Ainsi, nous apprîmes que : Madame Dupond (je sais pas si c’est avec un « t » ou un « d ») vivait seule, qu’elle n’avait pas de famille proche, qu’elle aimait le tricot et qu’elle avait même confectionné un bonnet de nuit pour Doddy (qu’il avait fini par déchiqueter car il préférait dormir tout nu !), que souvent Mammy et elle s’invitait l’après-midi pour prendre le thé, et le JELLY (là, je crois que la mémoire de Mammy lui jouait des tours), que chez elle tout était bien rangé (ça a bien changé depuis), et qu’elle avait une formidable collection de boîte ancienne et que… Mathilde l’a interrompu à ce moment-là :
– Quel genre de boîte Mammy ? (En fait elle avait dit « WHAT KIND OF BOX MAMMY ?» car Mammy est à moitié sourde et complément anglaise, ou l’inverse, mais je crois l’avoir déjà dit, seriez-vous à moitié sourd ou complètement anglais ?)
– Oh de magnifayk boyte, qu’elle twouvé tché les bwocantueur … (Oh, de magnifiques boîtes, qu’elle trouvait chez les brocanteurs…)
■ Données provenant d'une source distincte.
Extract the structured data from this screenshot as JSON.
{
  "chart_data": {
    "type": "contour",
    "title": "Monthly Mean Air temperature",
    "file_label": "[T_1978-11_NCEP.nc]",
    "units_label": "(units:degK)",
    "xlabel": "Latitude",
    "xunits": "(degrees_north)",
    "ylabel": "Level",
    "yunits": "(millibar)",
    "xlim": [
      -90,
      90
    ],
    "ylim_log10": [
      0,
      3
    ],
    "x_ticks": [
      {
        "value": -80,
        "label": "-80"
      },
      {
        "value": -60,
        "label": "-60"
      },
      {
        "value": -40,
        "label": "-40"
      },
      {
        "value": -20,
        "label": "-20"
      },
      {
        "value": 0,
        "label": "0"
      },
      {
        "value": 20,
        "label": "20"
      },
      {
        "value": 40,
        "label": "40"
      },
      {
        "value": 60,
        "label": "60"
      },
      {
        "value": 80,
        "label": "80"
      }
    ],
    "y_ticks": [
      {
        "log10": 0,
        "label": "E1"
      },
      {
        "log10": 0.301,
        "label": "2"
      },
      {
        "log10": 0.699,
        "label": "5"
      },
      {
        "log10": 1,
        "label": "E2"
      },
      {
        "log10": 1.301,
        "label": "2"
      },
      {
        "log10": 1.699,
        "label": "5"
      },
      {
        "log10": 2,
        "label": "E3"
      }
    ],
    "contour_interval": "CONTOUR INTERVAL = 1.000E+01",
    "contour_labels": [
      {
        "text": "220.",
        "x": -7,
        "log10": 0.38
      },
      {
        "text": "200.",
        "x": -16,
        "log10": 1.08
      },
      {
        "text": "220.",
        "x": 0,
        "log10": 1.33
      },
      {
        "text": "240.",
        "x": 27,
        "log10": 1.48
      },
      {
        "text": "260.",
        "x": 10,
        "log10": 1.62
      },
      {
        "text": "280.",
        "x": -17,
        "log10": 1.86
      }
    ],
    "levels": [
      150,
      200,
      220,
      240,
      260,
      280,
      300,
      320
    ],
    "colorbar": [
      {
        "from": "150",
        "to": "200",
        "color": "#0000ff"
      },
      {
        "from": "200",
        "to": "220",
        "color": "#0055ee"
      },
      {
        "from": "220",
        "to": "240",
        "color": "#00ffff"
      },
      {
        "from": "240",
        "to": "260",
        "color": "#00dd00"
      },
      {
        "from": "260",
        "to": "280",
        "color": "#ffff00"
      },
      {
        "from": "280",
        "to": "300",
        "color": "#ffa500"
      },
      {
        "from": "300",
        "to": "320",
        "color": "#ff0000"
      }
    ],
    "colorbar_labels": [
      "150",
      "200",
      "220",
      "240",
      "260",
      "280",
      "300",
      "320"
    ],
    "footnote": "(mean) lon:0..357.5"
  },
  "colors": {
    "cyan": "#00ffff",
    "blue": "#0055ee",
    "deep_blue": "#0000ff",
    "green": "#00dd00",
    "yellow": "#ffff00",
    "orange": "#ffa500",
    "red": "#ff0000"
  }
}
Et elle nous a expliqué que tous les samedis, Madame Dupon (ou sans « t » ni « d » ?) arpentait le quartier des antiquaires, à la recherche des fameuses boîtes dont elle remplissait ses placards, ses vitrines et tous les recoins de son appartement.
– Si dje me wappell bient, elle m’a montwé oune bouwat appawtenante a nezpoleont pwemier dje cwoi, céloui que nou avont battut at wouaterlou, ay oun autwe deuye louise quatowze, dje cwoi meme qu’aille avaite oun bwoite kwonténante lay bandadge dou wamsés tri, do you imagine ! (Si je me rappelle bien, elle m’avait montré une boîte appartenant à Napoléon 1er je crois, celui que nous avons battu à Waterloo, et une autre de Louis XIV, je crois même qu’elle avait une boîte contenant les bandages de Ramsès III, vous imaginez ?)
– Eh bien voilà, m’a dit Mathilde, pendant que Mammy poursuivait son monologue, c’était juste une gentille petite personne âgée (ok, elle a dit : une petite vieille) inoffensive, qui collectionnait des boîtes dont elle remplissait sa modeste demeure du sol au plafond.
– Du sous-sol au plafond, j’ai rajouté.
– Exactement !
– Donc fin de l’enquête.
– Et fin de l’histoire ?
Mais apparemment Mammy, elle, n’en avait pas terminé.
– Oh et vout savaite, le plou twiste c’ête la maniew donte elle a péwdou sont mawi… (Oh, et vous savez, le plus triste, c’est la manière dont elle a perdu son mari…)
– Bon, Mammy, je crois qu’on va y aller, we have to go now !
– … Le pow ohm, at été retwouvé morte… (le pauvre homme a été retrouvé mort…)
On s’est extirpé avec difficulté de nos poufs mangeurs d’homme, et je me suis approchée de l’horloge figée à huit heures au-dessus de la télé, pendant que Mammy déroulait ses souvenirs :
– … le queuw, c’aye le queuw qui at latché (le cœur, c’est le cœur qui a lâché)
– Oui, oui, une crise cardiaque ça arrive souvent à cet âge, a diagnostiqué Mathilde, « surtout si on mange du Jelly » ai-je pensé pendant que je remplaçais les piles.
– Oh no my god ! s’est exclamé Mammy, sont queuw a latché, at cowse dou piou qu’ont loui at enfontsé dedant ! (Oh, mon dieu non ! Son cœur a lâché, à cause du pieu qu’on lui a enfoncé dedans)
Je n’ai pas eu besoin de la traduction pour comprendre, et même si la grande aiguille de l’horloge venait de reprendre vie, le temps semblait s’être soudain arrêté.